The latest transaction, which was Thinktank’s thirteenth securitisation overall, took the lender’s total bonds issued to $6 billion, “confirming the company’s reputation as a prominent capital markets issuer and mortgage secured lender to Australian self-employed and SME borrowers,” the non-bank said in a media release.

“The participation of 23 institutional investors (including two new investors), split between domestic (57%) and offshore accounts (43%) for this $500 million deal, illustrates continuing strong support for the company’s dual mortgage-backed wholesale funding programs amid challenging conditions for Australian issuers,” Thinktank CEO Jonathan Street (pictured above) said.

Global ratings agency S&P assigned the final ratings for the transaction.

Pricing was communicated across the structure down to the F Notes with the Class A1 Notes being set at a margin +1.55% higher than the 30-day bank bill swap rate and the Class A2 Notes at +2.35% over the 30-day bank bill swap rate, with both tightening by 0.1% inside initial price guidance at launch on the back of strong investor interest.

Real money investors accounted for 59% of the total amount issued, with bank balance sheets representing the remaining amount. The transaction was 2.1 times over-subscribed representing bids valued at a little over $1 billion. The pool of 776 first mortgage loans had an average size of $644,324, while 85.1% of properties were in major metropolitan areas and 14.9% in highly urbanised non-metro locations.

“While the continuing impacts of higher interest rates are being progressively felt throughout the economy and the demand for credit has certainly begun to soften, our outlook for credit performance remains cautiously positive at this time and we are keen to maintain our long-term support of SME and self-employed borrowers seeking mortgage finance solutions,” Street said.

The pool was comprised by 63% Full Doc and SMSF loans and 36.6% alternate verification.

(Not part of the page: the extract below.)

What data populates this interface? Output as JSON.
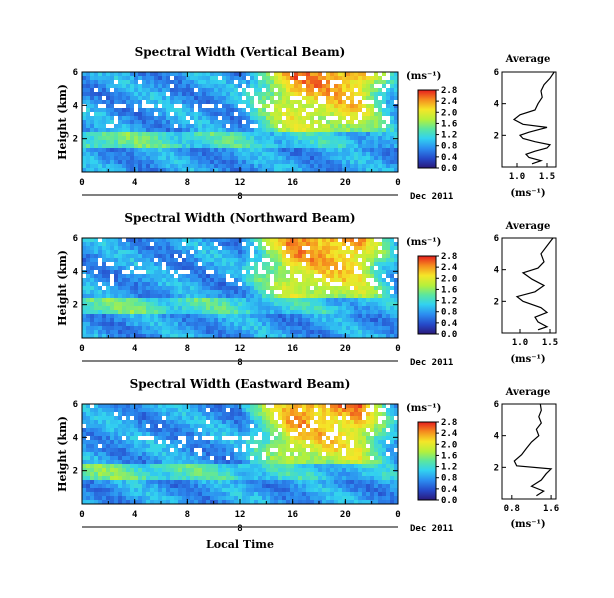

The largest property type was industrial security, accounting for 39.8%, while retail, strata office, and professional suites combined accounted for a total of 38.9% with standard residential properties at 20.1%, Thinktank said.

NSW was the most prominent borrower state at 41.2%. This was followed by Victoria at 33.6% and Queensland at 13.1%.

The non-bank also revealed self-managed superannuation fund (SMSF) borrowers comprised 30.2% of loans and the further 65.2% accounted for the weighted average LVR, with 49.8% of loans extended to investors and the balance to owner-occupiers. The majority of loans were on principal and interest repayment at 65.6% with 34.4% starting under an interest-only period before converting to principal and interest.